Sábado, 21 de Novembro de 2009
Pascal & Espinosa # 1
«Quando um discurso natural descreve uma paixão ou um efeito, encontramos em nós mesmos a verdade daquilo que ouvimos, verdade essa que não sabíamos que estava em nós, de maneira que somos levados a amar aquele que no-lo faz sentir; porque ele não nos revelou o seu bem, mas o nosso; e assim, este belo gesto no-lo torna amável, além de que esta comunidade de inteligência que nós temos com ele inclina necessáriamente o coração a amá-lo.» (Blaise Pascal)
(Pascal, Espinosa e Analuisap)
Domingo, 20 de Setembro de 2009
...

«Os homens guiados pela razão procuram o que lhes é útil.

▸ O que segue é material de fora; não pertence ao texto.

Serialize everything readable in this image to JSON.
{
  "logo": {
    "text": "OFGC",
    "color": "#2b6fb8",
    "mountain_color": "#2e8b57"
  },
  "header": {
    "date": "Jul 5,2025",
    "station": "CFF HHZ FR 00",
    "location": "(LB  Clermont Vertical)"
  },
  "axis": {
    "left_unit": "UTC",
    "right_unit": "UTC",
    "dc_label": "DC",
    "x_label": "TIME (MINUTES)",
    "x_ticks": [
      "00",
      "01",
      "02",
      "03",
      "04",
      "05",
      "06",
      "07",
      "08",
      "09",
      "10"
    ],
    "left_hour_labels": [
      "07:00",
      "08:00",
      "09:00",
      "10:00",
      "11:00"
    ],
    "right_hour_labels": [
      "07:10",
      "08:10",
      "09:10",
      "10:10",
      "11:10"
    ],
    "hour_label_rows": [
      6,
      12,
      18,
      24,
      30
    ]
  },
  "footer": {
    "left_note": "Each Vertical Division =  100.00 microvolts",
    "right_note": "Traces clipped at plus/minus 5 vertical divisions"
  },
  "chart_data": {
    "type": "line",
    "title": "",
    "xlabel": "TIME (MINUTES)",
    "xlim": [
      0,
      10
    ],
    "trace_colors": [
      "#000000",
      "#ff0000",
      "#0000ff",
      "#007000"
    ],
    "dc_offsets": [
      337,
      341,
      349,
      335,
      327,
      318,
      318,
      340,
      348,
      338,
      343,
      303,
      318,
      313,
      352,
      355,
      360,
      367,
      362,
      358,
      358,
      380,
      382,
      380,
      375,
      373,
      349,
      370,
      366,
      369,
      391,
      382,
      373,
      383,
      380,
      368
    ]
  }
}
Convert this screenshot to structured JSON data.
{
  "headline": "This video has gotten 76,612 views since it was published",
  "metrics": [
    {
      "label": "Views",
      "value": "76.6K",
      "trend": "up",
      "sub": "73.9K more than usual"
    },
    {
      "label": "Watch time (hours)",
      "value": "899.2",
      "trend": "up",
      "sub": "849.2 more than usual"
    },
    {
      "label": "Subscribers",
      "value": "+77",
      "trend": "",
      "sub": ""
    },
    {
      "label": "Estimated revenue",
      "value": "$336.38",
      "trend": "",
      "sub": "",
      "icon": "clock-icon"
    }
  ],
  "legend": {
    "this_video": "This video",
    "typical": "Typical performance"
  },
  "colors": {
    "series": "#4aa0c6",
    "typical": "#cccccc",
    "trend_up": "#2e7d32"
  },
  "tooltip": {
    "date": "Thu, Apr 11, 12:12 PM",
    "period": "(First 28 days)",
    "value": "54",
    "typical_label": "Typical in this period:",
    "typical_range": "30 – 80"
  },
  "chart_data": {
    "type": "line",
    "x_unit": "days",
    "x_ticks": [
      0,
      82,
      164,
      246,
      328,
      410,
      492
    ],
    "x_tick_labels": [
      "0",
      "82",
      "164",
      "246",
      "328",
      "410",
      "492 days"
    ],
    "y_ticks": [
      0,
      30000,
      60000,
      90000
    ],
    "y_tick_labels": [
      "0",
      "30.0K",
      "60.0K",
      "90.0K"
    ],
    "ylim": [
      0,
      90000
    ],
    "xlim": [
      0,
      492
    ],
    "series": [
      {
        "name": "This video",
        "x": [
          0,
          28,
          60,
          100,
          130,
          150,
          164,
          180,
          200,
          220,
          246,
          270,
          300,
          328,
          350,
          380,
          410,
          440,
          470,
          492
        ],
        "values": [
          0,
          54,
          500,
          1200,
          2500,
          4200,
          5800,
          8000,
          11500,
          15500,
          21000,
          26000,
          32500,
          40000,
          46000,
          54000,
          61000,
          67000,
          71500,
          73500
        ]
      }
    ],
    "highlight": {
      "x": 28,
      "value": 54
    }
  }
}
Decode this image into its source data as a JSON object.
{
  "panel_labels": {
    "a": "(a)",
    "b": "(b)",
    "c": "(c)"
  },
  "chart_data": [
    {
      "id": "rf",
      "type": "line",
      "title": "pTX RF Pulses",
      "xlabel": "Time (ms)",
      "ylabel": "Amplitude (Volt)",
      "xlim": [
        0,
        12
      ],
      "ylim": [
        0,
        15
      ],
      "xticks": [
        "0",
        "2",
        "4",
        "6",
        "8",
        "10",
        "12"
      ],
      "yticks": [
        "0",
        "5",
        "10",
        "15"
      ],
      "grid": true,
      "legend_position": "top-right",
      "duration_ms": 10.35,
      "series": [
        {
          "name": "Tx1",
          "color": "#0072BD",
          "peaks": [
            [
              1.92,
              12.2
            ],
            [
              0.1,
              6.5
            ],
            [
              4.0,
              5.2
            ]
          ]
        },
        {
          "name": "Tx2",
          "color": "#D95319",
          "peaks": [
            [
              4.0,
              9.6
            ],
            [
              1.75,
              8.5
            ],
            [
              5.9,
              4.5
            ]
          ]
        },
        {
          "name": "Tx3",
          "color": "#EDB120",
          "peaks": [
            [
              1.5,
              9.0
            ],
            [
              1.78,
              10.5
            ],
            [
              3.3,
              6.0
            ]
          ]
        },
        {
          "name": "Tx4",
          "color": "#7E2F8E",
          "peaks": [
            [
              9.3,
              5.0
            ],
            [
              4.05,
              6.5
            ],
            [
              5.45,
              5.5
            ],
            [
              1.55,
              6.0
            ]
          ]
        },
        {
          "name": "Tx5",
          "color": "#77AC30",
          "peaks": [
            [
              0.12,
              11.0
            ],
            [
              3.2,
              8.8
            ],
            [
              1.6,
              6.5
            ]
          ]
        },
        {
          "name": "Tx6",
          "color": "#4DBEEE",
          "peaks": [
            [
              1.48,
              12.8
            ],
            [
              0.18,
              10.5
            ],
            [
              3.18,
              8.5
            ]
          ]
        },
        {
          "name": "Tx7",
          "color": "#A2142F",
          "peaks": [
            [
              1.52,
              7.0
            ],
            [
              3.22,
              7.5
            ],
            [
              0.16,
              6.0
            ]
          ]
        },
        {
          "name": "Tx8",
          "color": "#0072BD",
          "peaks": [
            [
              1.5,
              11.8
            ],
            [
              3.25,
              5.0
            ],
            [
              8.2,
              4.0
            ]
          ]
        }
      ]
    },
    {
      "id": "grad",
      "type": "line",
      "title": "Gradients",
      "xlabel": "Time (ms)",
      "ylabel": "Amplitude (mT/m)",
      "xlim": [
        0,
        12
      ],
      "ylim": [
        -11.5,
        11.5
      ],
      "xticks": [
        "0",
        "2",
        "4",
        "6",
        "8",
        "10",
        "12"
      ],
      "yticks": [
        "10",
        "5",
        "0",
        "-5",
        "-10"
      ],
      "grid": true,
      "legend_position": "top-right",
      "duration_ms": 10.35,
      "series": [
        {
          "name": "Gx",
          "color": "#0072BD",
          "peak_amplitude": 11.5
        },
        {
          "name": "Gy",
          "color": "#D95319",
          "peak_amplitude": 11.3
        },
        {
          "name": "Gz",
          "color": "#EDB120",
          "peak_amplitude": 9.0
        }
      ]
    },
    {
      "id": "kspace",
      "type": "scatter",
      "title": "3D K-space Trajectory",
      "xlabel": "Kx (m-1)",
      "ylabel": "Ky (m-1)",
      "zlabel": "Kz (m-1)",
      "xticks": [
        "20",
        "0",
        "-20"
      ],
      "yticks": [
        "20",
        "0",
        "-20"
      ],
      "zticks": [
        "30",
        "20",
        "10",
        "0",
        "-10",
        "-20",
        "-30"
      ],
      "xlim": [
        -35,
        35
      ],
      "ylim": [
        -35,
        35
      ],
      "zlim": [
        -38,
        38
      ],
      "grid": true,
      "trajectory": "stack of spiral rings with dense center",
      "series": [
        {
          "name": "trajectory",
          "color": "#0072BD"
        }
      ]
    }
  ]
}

O que é mais útil para qualquer homem é o seu semelhante,
cuja força, combinada com a sua, lhe proporcione
uma segurança maior, prosperidade e conhecimento.»
Espinosa # 55
«O problema fundamental de toda a política,
que já é o problema das instituições políticas
e da perservação do Estado,
é conhecer como a razão e a imaginação interagem,
como contribuem para a sociabilidade.»
op.cit., p.108
Quinta-feira, 13 de Agosto de 2009
Espinosa # 54
«A distinção artificial entre conhecimento e afectividade
tem de ser substituída por outra distinção:
aquele entre tipos diferentes de conhecimento
que correspondem a diferentes regimes afectivos.
Há dois tipos principais de conhecimento,
imaginação e razão,
que se opõem um ao outro como passivo para activo.
Na realidade, todos os homens
vivem em ambos os mundos
da imaginação e da razão.»
op.cit., p.108
Terça-feira, 11 de Agosto de 2009
Espinosa # 53
«Spinoza rejeita a distinção tradicional entre conhecimento e afectividade.
Qualquer ideia é sempre e já acompanhada de um afecto (alegria ou tristeza).
Recíprocamente, qualquer afecto está ligado a uma representação
(imagem verbo ou conceito).
Quandoconhecemos as coisas adequadamente, pelas suas causas,
não estamos desligados do registo afectivo.»
op.cit., p.108
Domingo, 12 de Julho de 2009
Espinosa # 52
«Dizer que todos os indivíduos são diferentes não é dizer que possam isolar-se entre si.
A ideia de um tal isolamento é simplesmente uma outra abstracção mistificatória.
É a relação de cada indivíduo com outros indivíduos e suas recíprocas acções e
paixões que determina a forma do desejo do indivíduo e activa o seu poder.
Singularidade é uma função trans-individual. É uma função da comunicação.»
op.cit., p.108
Domingo, 21 de Junho de 2009
Espinosa # 51
«O termo ‘essência’ não se refere a uma ideia geral de humanidade...
ao contrário, refere-se precisamente ao poder que singularisa cada indivíduo,
conferindo-lhe um destino único.
Deste modo afirmar que «o desejo é a essência do homem»
é afirmar que «cada indivíduo é irredutível na diferença do seu próprio desejo»».
op.cit., p.107
Sábado, 20 de Junho de 2009
...

Sexta-feira, 19 de Junho de 2009
Espinosa # 50
«É por isso que a distinção essencial aqui é não entre o consciente e o inconsciente,
mas entre actividade e passividade dependente de ou o indivíduo
é dominado pelo objecto no qual o seu desejo enfoca ou ele
se torna por si próprio a causa adequada do objecto.
Todos os polimórficos modos de desejo não são mais do que
um certo grau de actividade o qual é suficiente para superar a passividade,
um diferencial positivo entre a vida e a morte.»
op.cit., p.107
Quinta-feira, 18 de Junho de 2009
Espinosa # 49
«A maior originalidade de Spinoza é ter proposto
que o objecto do desejo não é nem predeterminado
nem já definido, mas é mutável e pode ser substituído.
A única excepção a esta regra
é o desejo do conhecimento racional
cujo objecto é qualquer coisa singular.»